The South Korean Supreme Court's Oct. 30 ruling on a group of South Korean people mobilized to serve as wartime labor for Japanese businesses has been rocking Japan-South Korea relations. Its effect is growing day by day, and the issue could potentially deal a fatal blow to bilateral ties.
Because of the legal logic employed by the court, the ruling has had a huge impact. First, the ruling placed the issue of wartime Korean laborers outside the scope of the 1965 Japan-South Korean agreement on compensation claims dating back to Japan's colonial rule of Korea. The court took the position that since Japan, through the process of negotiating the agreement, refused to acknowledge the illegality of its colonial rule, the accord does not cover compensation for illegal activities on the part of the Japanese government and businesses that followed the government's policies. Thus it has been established that compensation for every type of activity during the colonial period that the Supreme Court regards as illegal is outside the purview of the agreement.

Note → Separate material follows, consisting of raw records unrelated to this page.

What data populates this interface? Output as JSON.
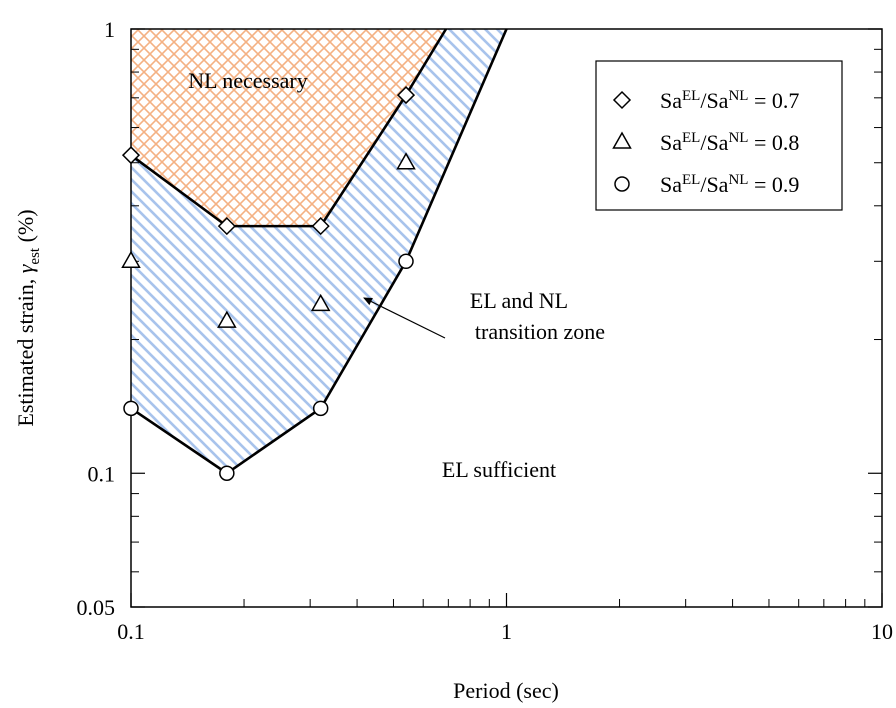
{
  "chart_data": {
    "type": "scatter",
    "log_x": true,
    "log_y": true,
    "xlabel": "Period (sec)",
    "ylabel": [
      "Estimated strain, ",
      "γ",
      "est",
      " (%)"
    ],
    "xlim": [
      0.1,
      10
    ],
    "xticks": [
      0.1,
      1,
      10
    ],
    "xminorticks": [
      0.2,
      0.3,
      0.4,
      0.5,
      0.6,
      0.7,
      0.8,
      0.9,
      2,
      3,
      4,
      5,
      6,
      7,
      8,
      9
    ],
    "ylim": [
      0.05,
      1
    ],
    "yticks": [
      0.05,
      0.1,
      1
    ],
    "yminorticks": [
      0.06,
      0.07,
      0.08,
      0.09,
      0.2,
      0.3,
      0.4,
      0.5,
      0.6,
      0.7,
      0.8,
      0.9
    ],
    "x": [
      0.1,
      0.18,
      0.32,
      0.54
    ],
    "series": [
      {
        "name": [
          "Sa",
          "EL",
          "/Sa",
          "NL",
          " = 0.7"
        ],
        "marker": "diamond",
        "color": "#000000",
        "values": [
          0.52,
          0.36,
          0.36,
          0.71
        ]
      },
      {
        "name": [
          "Sa",
          "EL",
          "/Sa",
          "NL",
          " = 0.8"
        ],
        "marker": "triangle",
        "color": "#000000",
        "values": [
          0.3,
          0.22,
          0.24,
          0.5
        ]
      },
      {
        "name": [
          "Sa",
          "EL",
          "/Sa",
          "NL",
          " = 0.9"
        ],
        "marker": "circle",
        "color": "#000000",
        "values": [
          0.14,
          0.1,
          0.14,
          0.3
        ]
      }
    ],
    "boundaries": [
      {
        "x": [
          0.1,
          0.18,
          0.32,
          0.54,
          0.69
        ],
        "values": [
          0.52,
          0.36,
          0.36,
          0.71,
          1
        ],
        "color": "#000000",
        "fill": "#f4b183"
      },
      {
        "x": [
          0.1,
          0.18,
          0.32,
          0.54,
          1
        ],
        "values": [
          0.14,
          0.1,
          0.14,
          0.3,
          1
        ],
        "color": "#000000",
        "fill": "#a8c3ec"
      }
    ],
    "annotations": [
      "NL necessary",
      "EL and NL",
      "transition zone",
      "EL sufficient"
    ],
    "legend": "upper right"
  }
}
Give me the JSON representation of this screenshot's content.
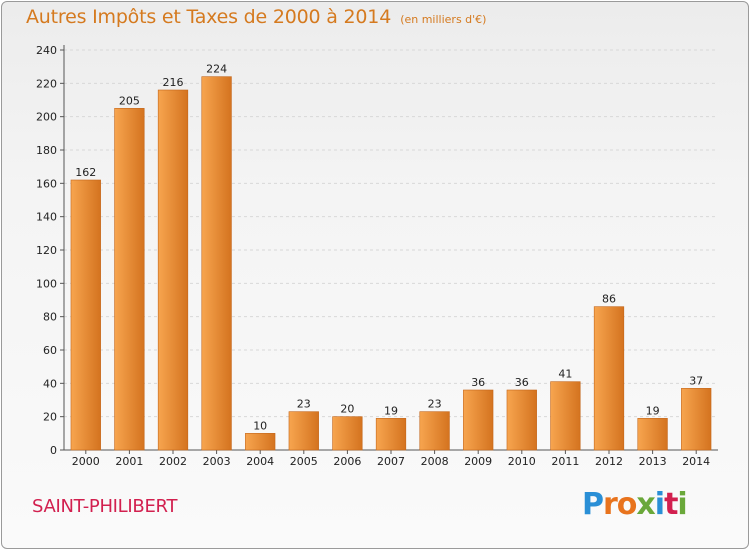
{
  "header": {
    "title": "Autres Impôts et Taxes de 2000 à 2014",
    "subtitle": "(en milliers d'€)"
  },
  "footer": {
    "commune": "SAINT-PHILIBERT",
    "logo_letters": [
      "P",
      "r",
      "o",
      "x",
      "i",
      "t",
      "i"
    ],
    "logo_colors": [
      "#2a8fd6",
      "#e8731d",
      "#e8731d",
      "#6aa83a",
      "#2a8fd6",
      "#d2204f",
      "#6aa83a"
    ]
  },
  "colors": {
    "bar_light": "#f7a54f",
    "bar_dark": "#d4731f",
    "bar_edge": "#c4661a",
    "grid": "#d8d8d8"
  },
  "chart_data": {
    "type": "bar",
    "categories": [
      "2000",
      "2001",
      "2002",
      "2003",
      "2004",
      "2005",
      "2006",
      "2007",
      "2008",
      "2009",
      "2010",
      "2011",
      "2012",
      "2013",
      "2014"
    ],
    "values": [
      162,
      205,
      216,
      224,
      10,
      23,
      20,
      19,
      23,
      36,
      36,
      41,
      86,
      19,
      37
    ],
    "title": "Autres Impôts et Taxes de 2000 à 2014",
    "subtitle": "(en milliers d'€)",
    "ylim": [
      0,
      240
    ],
    "yticks": [
      0,
      20,
      40,
      60,
      80,
      100,
      120,
      140,
      160,
      180,
      200,
      220,
      240
    ],
    "grid": true,
    "legend": "none"
  }
}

Second, by using the phrase "illegal colonial rule," the court in substance adopted the standpoint that Japan's colonial rule was legally invalid. This will have the effect of making most of the law-based activities by Japan during colonial rule "illegal," giving most South Koreans who lived under colonial rule the right to seek damages for the "illegal" activities. In short, the ruling not only placed the individual rights of South Koreans who lived in the colonial period to seek compensation outside the framework of the 1965 agreement, but also, by recognizing the scope of the "illegal" activities broadly, effectively allowed a wide spectrum of people to seek damages associated with Japan's colonial rule.